My Top 5 Tips for Freelance Writers
I see a lot of writers that want to turn their passion into profit, and I can certainly appreciate that desire.
As with anything in life, I think it requires a solid mindset. You have to have a long-term perspective, and be willing to build towards your goals little by little.
Skill is good to have, but persistence is even better. Even if you aren’t the best writer in the world, if you can become better at expressing your thoughts, you have already won. You’ll probably earn more as a result, too.
Here are some thoughts that I hope will enrich your journey as a freelance writer.
1. Be Entrepreneurial in Your Approach
In other words, be willing to problem-solve and create your own opportunities. Don’t wait for the proverbial phone to ring.
I’ve talked about the fact that I’ve approached businesses with the idea of starting a blog before, and I still think that it’s a legitimate way to increase your earnings.

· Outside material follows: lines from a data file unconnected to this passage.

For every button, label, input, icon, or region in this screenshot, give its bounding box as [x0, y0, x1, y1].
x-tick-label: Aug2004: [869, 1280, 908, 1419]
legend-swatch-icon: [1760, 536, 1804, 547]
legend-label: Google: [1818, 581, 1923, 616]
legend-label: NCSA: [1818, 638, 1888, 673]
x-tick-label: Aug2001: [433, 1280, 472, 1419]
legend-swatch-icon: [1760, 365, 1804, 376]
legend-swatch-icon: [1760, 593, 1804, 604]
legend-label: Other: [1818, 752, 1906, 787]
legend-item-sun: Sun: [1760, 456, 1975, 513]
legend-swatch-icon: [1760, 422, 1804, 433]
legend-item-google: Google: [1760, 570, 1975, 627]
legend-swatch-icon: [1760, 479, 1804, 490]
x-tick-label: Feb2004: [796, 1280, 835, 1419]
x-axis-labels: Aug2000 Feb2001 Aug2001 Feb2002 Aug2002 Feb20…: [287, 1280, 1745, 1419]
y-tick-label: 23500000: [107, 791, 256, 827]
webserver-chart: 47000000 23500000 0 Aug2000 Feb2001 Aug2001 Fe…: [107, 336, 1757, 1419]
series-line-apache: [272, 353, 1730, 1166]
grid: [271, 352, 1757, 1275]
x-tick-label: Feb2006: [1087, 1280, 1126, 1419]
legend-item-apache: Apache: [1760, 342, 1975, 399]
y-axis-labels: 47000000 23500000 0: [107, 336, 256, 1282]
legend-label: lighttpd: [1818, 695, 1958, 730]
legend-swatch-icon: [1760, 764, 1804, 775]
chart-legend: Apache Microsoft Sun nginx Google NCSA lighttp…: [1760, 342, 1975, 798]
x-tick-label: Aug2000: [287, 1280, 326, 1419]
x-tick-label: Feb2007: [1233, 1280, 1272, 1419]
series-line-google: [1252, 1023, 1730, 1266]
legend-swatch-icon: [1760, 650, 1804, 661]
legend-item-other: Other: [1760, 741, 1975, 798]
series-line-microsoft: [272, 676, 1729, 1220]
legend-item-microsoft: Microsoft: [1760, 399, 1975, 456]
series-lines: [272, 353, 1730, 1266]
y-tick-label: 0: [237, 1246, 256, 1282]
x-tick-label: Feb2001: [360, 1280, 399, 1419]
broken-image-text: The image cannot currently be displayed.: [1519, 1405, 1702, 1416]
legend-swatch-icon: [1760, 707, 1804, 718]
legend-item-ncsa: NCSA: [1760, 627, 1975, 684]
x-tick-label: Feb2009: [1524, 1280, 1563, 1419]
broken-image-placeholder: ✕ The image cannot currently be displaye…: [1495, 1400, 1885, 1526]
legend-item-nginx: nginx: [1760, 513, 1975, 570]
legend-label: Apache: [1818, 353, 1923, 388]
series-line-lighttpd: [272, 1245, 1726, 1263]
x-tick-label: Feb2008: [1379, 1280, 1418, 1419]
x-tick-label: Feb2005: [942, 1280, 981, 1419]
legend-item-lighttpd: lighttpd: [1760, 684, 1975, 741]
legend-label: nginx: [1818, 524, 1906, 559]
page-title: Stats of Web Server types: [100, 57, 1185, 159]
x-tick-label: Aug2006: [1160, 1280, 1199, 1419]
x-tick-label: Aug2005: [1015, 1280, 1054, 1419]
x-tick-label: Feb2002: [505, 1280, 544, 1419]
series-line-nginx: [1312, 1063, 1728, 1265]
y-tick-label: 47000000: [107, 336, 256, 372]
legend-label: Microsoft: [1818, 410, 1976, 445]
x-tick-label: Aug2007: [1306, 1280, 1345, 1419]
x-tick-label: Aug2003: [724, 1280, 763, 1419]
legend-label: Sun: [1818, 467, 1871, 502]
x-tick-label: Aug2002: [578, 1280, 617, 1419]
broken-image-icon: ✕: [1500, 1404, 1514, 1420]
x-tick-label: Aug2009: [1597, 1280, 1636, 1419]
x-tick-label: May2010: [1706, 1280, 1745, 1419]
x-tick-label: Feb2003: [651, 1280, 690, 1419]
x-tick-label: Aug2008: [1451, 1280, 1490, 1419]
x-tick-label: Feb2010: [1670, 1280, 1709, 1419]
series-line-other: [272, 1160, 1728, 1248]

People are a lot more cognizant of content marketing today than they were just three to four years ago, but there are always new businesses popping up, so there is a never-ending supply of prospects as long as content marketing is in vogue.
Of course, there are plenty of other opportunities too. If you’re not doing as much business as you’d like to be, be willing to drum up business, take on new challenges, and – as James Altucher says – choose yourself.
Do away with the idea that you are an aspiring writer. You’re not an aspiring anything! Today, you are a writer, so start acting like one.
2. Develop Your Determination
I think a lot of writers are hoping to land the big gigs right out of the box. Unfortunately, it doesn’t really work that way.
I’m not saying that there aren’t some lucky breaks here and there, but in general you have to be flexible, make yourself available, and demonstrate some tenacity.
For example, your own blog can actually help you to generate a lot of leads (especially if you’re getting your content out to the right places on a regular basis). However, you probably won’t get people reaching out to you all of the time.
It’s going to take some time to build that kind of traction. How long? Longer than you think!
Are you willing to push through? Can you sit yourself down to write one more blog post when it doesn’t make sense to do so? That’s what will set you apart.
3. Build Relationships with Others in the Business
There aren’t necessarily a lot of people offering content as a service. Sure, if you go looking at sites like Fiverr or Elance, there are plenty of international writers who are doing writing work in exchange for cheese and pretzels, but it’s a bit of a different story with native writers.
Why not connect with those who are already doing the work? You never know what could come of it.
Maybe you could get hired on as a writer for those individuals. They may even have some suggestions for you as far as opportunities go.
Other writers are already smack dab in the middle of their careers, so who knows more about writing than other freelance or professional writers? Virtually no one!
Taking a chance and connecting with others has certainly opened up new opportunities for me, so there’s no reason why it can’t work for you.
4. Pick a Focus
This advice is almost self-contradictory.
Why? Because I think it’s just as important to be able to write for a variety of situations, from magazine articles to blog posts to editorials, and so on. Moreover, the jobs that come your way won’t always play to your interests or strengths.
However, if you have your own blog, or if you’re thinking about writing for revenue sharing sites, having a specific focus is helpful. It establishes you as someone who knows something about the particular industry or interest you are talking about.
Though I have other irons in the fire myself, I am mostly known as a personality in the music industry. Therefore, when opportunity comes my way, it usually has something to do with music (by the way, I can think of far easier niches to be in).
Others in the music industry see my writing, and if they like it, they might hire me to do a piece for them. Or, if they hear my podcast, they may ask me to speak at their upcoming event.
It’s extremely helpful if you are passionate about what you write, because that will generally translate into more opportunity.
5. Show Up Every Day
The only way to become a better writer is to practice. It takes time to find your style and your voice.
Putting your thoughts into writing takes effort, and no matter how good you get, I don’t think that dynamic ever changes. However, over time, you can become a more efficient, more skillful writer.
Showing up every day may not even mean writing a full article. If all you do is write 100 words every day, at least you did it. Moreover, it’s far more duplicable than 1,000 words per day!
Consistency builds momentum. However, if you give up midway, you’ll never give yourself a chance at really getting the ball rolling.
If you want to write, and you’re passionate about it, you will find a way to make it a part of your daily schedule.
If you say that you want to be a freelance writer, but you’re not showing up every day to do the work, you could be unwittingly sabotaging your efforts. Work on developing a consistent habit.
Here’s a bonus tip: do your research.
I know of a lot of sites that pay for articles and writing work, but I don’t utilize all of them. In fact, a majority of my paid gigs come from one source!
Even if I never take advantage of any of the other sites, there’s no harm in knowing about them. I’m just putting more tools in my kit.
There is something empowering about knowing that you have plenty to fall back on, should the need arise.